The Bush team has been M.I.A. on energy since 9/11. Indeed, the utter indifference of the Bush team to developing a geo-green strategy - which would also strengthen the dollar, reduce our trade deficit...
(Excerpt) Read more at nytimes.com ...
Yes! AND a jerk.
If Friedman's okay with seeing GM execs out on the street, and I'm okay with seeing UAW goons out on the street, then GM collapsing must not be all that bad.
Gee, how long has the energy bill been waiting in the senate now? 4 years, from before September 11, 2001!
The senate refuses to bring up the bill, and it's President Bush's fault.
Gotta love the legacy of Jason Blair!
Mark
For someone who the left likes to from time to time point to as one of its great experts on foreign policy, he sure comes across as an airhead.
I'm rooting for GM (and all other carmakers)to toss the unions out on their a$$e$ and go to performance-based pay.
Maybe Friedman should have turned on C-SPAN today to see the President at the 16th Annual Energy Efficiency Forum. Or paid attention to the previous 4 years of Bush trying to get the energy bill passed.
It's the Democrats who have been MIA on energy. Do they even have a position other than "drilling in ANWR is bad"?
This statement proves that this guy has no idea what he's writing about.
I'm sure Friedman thinks his Toyota fantasy involves taking over the debt and obligations for the GM worker/retiree health and pension fund, and keeping the unions while doubling worker salary.
hahahahahahaha
Great! If mandating higher mileage cars is an effective tool, mandate 500 mpg. Problems solved.
Well, if you are, it means you have company- Who, in their right mind, doesn't want to see those stupid, insulting di-tech and goodwrench ads go away? Any corporation that stupid deserves to go belly - up!

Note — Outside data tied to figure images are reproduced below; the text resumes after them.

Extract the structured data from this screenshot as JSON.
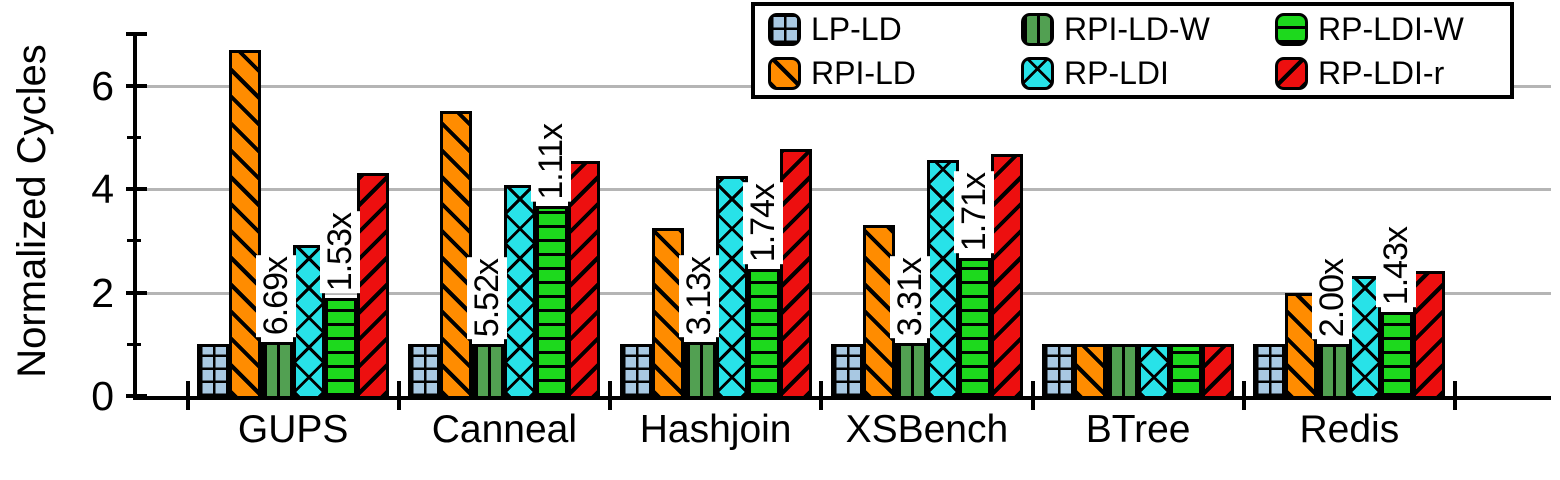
{
  "chart_data": {
    "type": "bar",
    "title": "",
    "ylabel": "Normalized Cycles",
    "xlabel": "",
    "ylim": [
      0,
      7
    ],
    "grid": true,
    "gridlines": [
      2,
      4,
      6
    ],
    "y_axis": {
      "tick_labels": [
        "0",
        "2",
        "4",
        "6"
      ],
      "tick_values": [
        0,
        2,
        4,
        6
      ],
      "minor_tick_values": [
        1,
        3,
        5
      ],
      "top_tick_value": 7
    },
    "categories": [
      "GUPS",
      "Canneal",
      "Hashjoin",
      "XSBench",
      "BTree",
      "Redis"
    ],
    "series": [
      {
        "name": "LP-LD",
        "color": "#a8c8e2",
        "hatch": "grid",
        "values": [
          1.0,
          1.0,
          1.0,
          1.0,
          1.0,
          1.0
        ]
      },
      {
        "name": "RPI-LD",
        "color": "#ff8c00",
        "hatch": "backslash",
        "values": [
          6.69,
          5.52,
          3.25,
          3.31,
          1.0,
          2.0
        ]
      },
      {
        "name": "RPI-LD-W",
        "color": "#52a052",
        "hatch": "vertical",
        "values": [
          1.04,
          1.0,
          1.04,
          1.03,
          1.0,
          1.0
        ]
      },
      {
        "name": "RP-LDI",
        "color": "#28e2e8",
        "hatch": "cross",
        "values": [
          2.92,
          4.08,
          4.25,
          4.57,
          1.0,
          2.32
        ]
      },
      {
        "name": "RP-LDI-W",
        "color": "#1dd91d",
        "hatch": "horizontal",
        "values": [
          1.9,
          3.67,
          2.45,
          2.66,
          1.0,
          1.62
        ]
      },
      {
        "name": "RP-LDI-r",
        "color": "#ed0f0f",
        "hatch": "slash",
        "values": [
          4.31,
          4.55,
          4.78,
          4.68,
          1.0,
          2.42
        ]
      }
    ],
    "annotations": [
      {
        "category": "GUPS",
        "series": "RPI-LD-W",
        "text": "6.69x"
      },
      {
        "category": "GUPS",
        "series": "RP-LDI-W",
        "text": "1.53x"
      },
      {
        "category": "Canneal",
        "series": "RPI-LD-W",
        "text": "5.52x"
      },
      {
        "category": "Canneal",
        "series": "RP-LDI-W",
        "text": "1.11x"
      },
      {
        "category": "Hashjoin",
        "series": "RPI-LD-W",
        "text": "3.13x"
      },
      {
        "category": "Hashjoin",
        "series": "RP-LDI-W",
        "text": "1.74x"
      },
      {
        "category": "XSBench",
        "series": "RPI-LD-W",
        "text": "3.31x"
      },
      {
        "category": "XSBench",
        "series": "RP-LDI-W",
        "text": "1.71x"
      },
      {
        "category": "Redis",
        "series": "RPI-LD-W",
        "text": "2.00x"
      },
      {
        "category": "Redis",
        "series": "RP-LDI-W",
        "text": "1.43x"
      }
    ],
    "legend": {
      "position": "top-right",
      "border_color": "#000000",
      "order_row_major": [
        "LP-LD",
        "RPI-LD-W",
        "RP-LDI-W",
        "RPI-LD",
        "RP-LDI",
        "RP-LDI-r"
      ]
    },
    "colors": {
      "gridline": "#b5b5b5",
      "axis": "#000000",
      "annotation_background": "#ffffff"
    }
  }
}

SOON!
The Hummer made a good deal of money for GM unless I'm misinformed.
THOMAS FRIEDMAN is a smart cookie
Tom can get bent.
If I am rooting for The New York Times to go bankrupt and be bought out by Fox News, does that make me a bad person?
Republicans run the house and senate, Frist is a candy ass
Yes, but it wasn't a practical car for most people.
He knows talking points.
1. Chevrolet, which would handle the family car market plus the Corvette.
2. Cadillac, which would handle the luxury car market.
3. GMC Trucks, which would handle the light truck and SUV markets.
4. Isuzu Motors, which would handle light trucks and heavy trucks made in Japan.
5. A combined Opel/Vauxhall operation, which would handle models sold for European (and selected world) markets.
By the way, with interest in more fuel-efficient vehicles in the USA, we may see a number of Opel models make it to the USA. The current Zafira and Meriva models need very little modification to make them US-market compliant, and there is some talk that we may see the Meriva sold in the USA, where the car will be built in Korea by Daewoo Motors (which GM now has major controlling interest in).